Responding to news that the UK's Supreme Court has handed down a judgment which decided that the Serious Fraud Office (SFO) does not have the power to compel a foreign company to produce material that it holds overseas, Herbert Smith Freehills Partner Kate Meakin says:
“This is a welcome decision as it overturns the somewhat surprising decision of the Divisional Court, and restates the position as previously understood by multinationals and – it could be said – as previously applied by the SFO, which has in practice relied upon mutual legal assistance (MLA) in such circumstances, often with the cooperation of the UK and overseas companies involved, as well as overseas agencies.
“In particular, multinational corporates may in practice have faced difficult decisions about allowing officers of overseas group companies to travel to the UK, for fear of being served with section 2 notices.

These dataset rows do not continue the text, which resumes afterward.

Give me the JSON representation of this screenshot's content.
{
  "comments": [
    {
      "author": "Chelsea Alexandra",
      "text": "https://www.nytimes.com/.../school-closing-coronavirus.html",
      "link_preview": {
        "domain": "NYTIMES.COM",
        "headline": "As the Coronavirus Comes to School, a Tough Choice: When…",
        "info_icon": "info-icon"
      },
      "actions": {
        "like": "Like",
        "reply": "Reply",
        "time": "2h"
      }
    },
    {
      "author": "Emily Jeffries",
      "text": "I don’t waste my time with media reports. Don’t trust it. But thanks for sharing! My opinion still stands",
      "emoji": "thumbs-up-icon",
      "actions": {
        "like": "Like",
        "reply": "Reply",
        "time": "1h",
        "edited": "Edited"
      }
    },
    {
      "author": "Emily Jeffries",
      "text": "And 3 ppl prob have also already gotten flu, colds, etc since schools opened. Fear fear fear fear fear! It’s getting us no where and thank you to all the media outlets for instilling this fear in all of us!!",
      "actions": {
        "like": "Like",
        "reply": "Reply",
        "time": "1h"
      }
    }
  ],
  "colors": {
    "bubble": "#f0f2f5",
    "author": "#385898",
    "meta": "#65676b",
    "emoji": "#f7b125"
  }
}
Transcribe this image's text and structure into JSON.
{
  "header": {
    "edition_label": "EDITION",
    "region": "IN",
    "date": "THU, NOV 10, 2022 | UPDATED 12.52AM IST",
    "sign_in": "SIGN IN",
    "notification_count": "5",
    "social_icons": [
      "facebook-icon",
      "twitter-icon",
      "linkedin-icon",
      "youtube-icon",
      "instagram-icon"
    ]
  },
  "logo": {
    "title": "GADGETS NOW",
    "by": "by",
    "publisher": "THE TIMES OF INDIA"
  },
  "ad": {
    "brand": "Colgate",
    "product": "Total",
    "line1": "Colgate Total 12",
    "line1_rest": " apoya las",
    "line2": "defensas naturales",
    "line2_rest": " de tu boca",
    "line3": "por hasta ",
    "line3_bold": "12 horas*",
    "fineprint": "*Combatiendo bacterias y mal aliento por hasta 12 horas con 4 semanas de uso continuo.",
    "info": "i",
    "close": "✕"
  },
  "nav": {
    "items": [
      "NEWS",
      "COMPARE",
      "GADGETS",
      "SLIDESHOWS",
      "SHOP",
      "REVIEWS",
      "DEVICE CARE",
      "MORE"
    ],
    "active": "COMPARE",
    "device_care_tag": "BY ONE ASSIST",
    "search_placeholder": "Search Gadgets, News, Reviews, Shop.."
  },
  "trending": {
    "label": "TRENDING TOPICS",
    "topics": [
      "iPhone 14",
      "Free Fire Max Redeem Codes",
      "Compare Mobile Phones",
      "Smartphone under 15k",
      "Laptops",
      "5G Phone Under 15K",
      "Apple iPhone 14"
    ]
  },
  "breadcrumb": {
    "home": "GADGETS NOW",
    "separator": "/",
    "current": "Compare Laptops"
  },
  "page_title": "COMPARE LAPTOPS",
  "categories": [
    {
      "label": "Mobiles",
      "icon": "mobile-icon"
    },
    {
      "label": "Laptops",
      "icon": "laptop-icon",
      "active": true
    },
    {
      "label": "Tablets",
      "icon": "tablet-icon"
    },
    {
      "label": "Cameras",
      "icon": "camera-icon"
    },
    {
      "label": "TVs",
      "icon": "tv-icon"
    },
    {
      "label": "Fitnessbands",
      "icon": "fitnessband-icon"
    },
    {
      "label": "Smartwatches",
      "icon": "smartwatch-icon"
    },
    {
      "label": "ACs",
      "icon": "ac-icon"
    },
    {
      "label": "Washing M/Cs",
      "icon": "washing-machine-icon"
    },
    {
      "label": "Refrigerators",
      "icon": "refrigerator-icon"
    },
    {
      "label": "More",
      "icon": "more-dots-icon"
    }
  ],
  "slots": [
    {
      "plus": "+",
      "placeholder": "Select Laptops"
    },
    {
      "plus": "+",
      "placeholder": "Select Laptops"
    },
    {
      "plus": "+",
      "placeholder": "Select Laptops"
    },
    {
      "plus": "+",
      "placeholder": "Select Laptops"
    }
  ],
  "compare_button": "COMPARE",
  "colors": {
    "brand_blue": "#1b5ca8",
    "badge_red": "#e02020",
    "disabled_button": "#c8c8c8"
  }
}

In addition, the use of an undefined “sufficient connection” test would have created real issues of uncertainty for corporates and their advisers, as to the practical reach of a section 2 notice.
“Companies facing investigation will no doubt continue to be mindful of the potential benefits in co-operating with the SFO to enable documents to be provided, in a timely and helpful manner to the SFO. However, they will continue to be able to do so within the safeguards of established MLA principles, and not subject to an undefined test of “sufficient connection”, to be applied by the SFO.”
Today’s decision by the Supreme Court in in R (on the application of KBR, Inc) (Appellant) v Director of the Serious Fraud Office (Respondent)  UKSC 2 unanimously allowed the appeal on behalf of KBR against the decision of the Divisional Court that a section 2 notice served by the SFO on the officer of a US company while in the UK, required the production of material held overseas by that overseas incorporated company.
The Supreme Court determined that such broad extra-territorial effect could not be read into s2(3) Criminal Justice Act 1987: it was not express or implied in the language of the statute, nor was it intended in the purpose of the statute. The Supreme Court was also not attracted to the “sufficient connection” test created by the lower court, determining that there was no basis for use of such a test, that use of such an undefined test would create unacceptable uncertainty, and that the creation of such a test in the circumstances would be an illegitimate re-writing of statute by the Courts.